書評<英雄への挑戦状―世界最高のサッカー選手論>
ワールドカップよりヨーロッパチャンピオンズリーグの方がサッカーのレベルが高い、と言われて久しいが、やはりワールドカップが世界各国リーグで活躍する英雄たちが一堂に会する機会であり、その活躍は注目を集める。本書はブラジルに集う、世界最高峰にいるプレーヤーたちをスペインのジャーナリスト、へスス・スアレスが紹介していく。英雄たちのプレーの特徴と、そのプレーを特徴づけるものは何か?彼らの心理にあるものは何か?鋭い筆致で分析していく。
本書はワールド・サッカー・ダイジェストにコラムを寄稿するジャーナリストによる、名プレイヤーたちの解説書である。その視線は一貫して”ボール・プレイヤーこそ至高”であることで、アスリート的な選手や、サッカーの楽しみと美しさを壊すディレクターたちはまったく評価しない。

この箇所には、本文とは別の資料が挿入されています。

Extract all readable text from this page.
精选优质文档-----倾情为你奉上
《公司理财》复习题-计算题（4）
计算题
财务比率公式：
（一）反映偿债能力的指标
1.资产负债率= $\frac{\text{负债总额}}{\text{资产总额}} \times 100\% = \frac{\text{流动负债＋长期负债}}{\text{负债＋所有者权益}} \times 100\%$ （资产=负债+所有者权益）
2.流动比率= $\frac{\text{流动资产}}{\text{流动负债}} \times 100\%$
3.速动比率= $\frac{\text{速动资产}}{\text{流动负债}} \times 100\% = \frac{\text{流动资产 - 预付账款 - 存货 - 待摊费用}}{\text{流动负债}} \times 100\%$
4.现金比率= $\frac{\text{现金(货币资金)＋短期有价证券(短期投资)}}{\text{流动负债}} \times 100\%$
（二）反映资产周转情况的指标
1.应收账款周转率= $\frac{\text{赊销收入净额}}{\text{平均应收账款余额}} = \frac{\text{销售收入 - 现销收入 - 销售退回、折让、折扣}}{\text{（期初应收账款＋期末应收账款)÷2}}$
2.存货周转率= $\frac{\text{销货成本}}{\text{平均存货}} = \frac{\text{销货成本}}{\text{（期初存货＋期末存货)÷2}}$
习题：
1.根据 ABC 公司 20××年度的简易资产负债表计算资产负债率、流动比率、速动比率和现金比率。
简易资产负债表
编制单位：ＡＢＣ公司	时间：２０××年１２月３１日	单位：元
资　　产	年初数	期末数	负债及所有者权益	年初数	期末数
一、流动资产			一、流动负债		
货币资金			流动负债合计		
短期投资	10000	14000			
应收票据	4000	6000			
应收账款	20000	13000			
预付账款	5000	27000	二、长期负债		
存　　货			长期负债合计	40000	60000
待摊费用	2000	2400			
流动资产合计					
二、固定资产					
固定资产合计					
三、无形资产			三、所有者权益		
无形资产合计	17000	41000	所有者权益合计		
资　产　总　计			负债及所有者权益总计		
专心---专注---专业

それでいて、単なる”ファンタジスタ礼賛書”になっていないのが本書を読む価値のあるものとしている。シロウトから見ればエゴイストに見える選手たちの、奥底に抱える葛藤や戦闘的な心理。それらを知れば、ともかく献身的で、戦術的であることが求められるモダン・サッカーの中で、見るべき選手は誰なのか、ハッキリしてくる。コレクティブなサッカーを全世界が目指すからこそ、ブール・プレイヤーたちが浮き上がってくる時代でもあるのだ。本書は世界のサッカーを見る上で、読むべきテキストの一つである。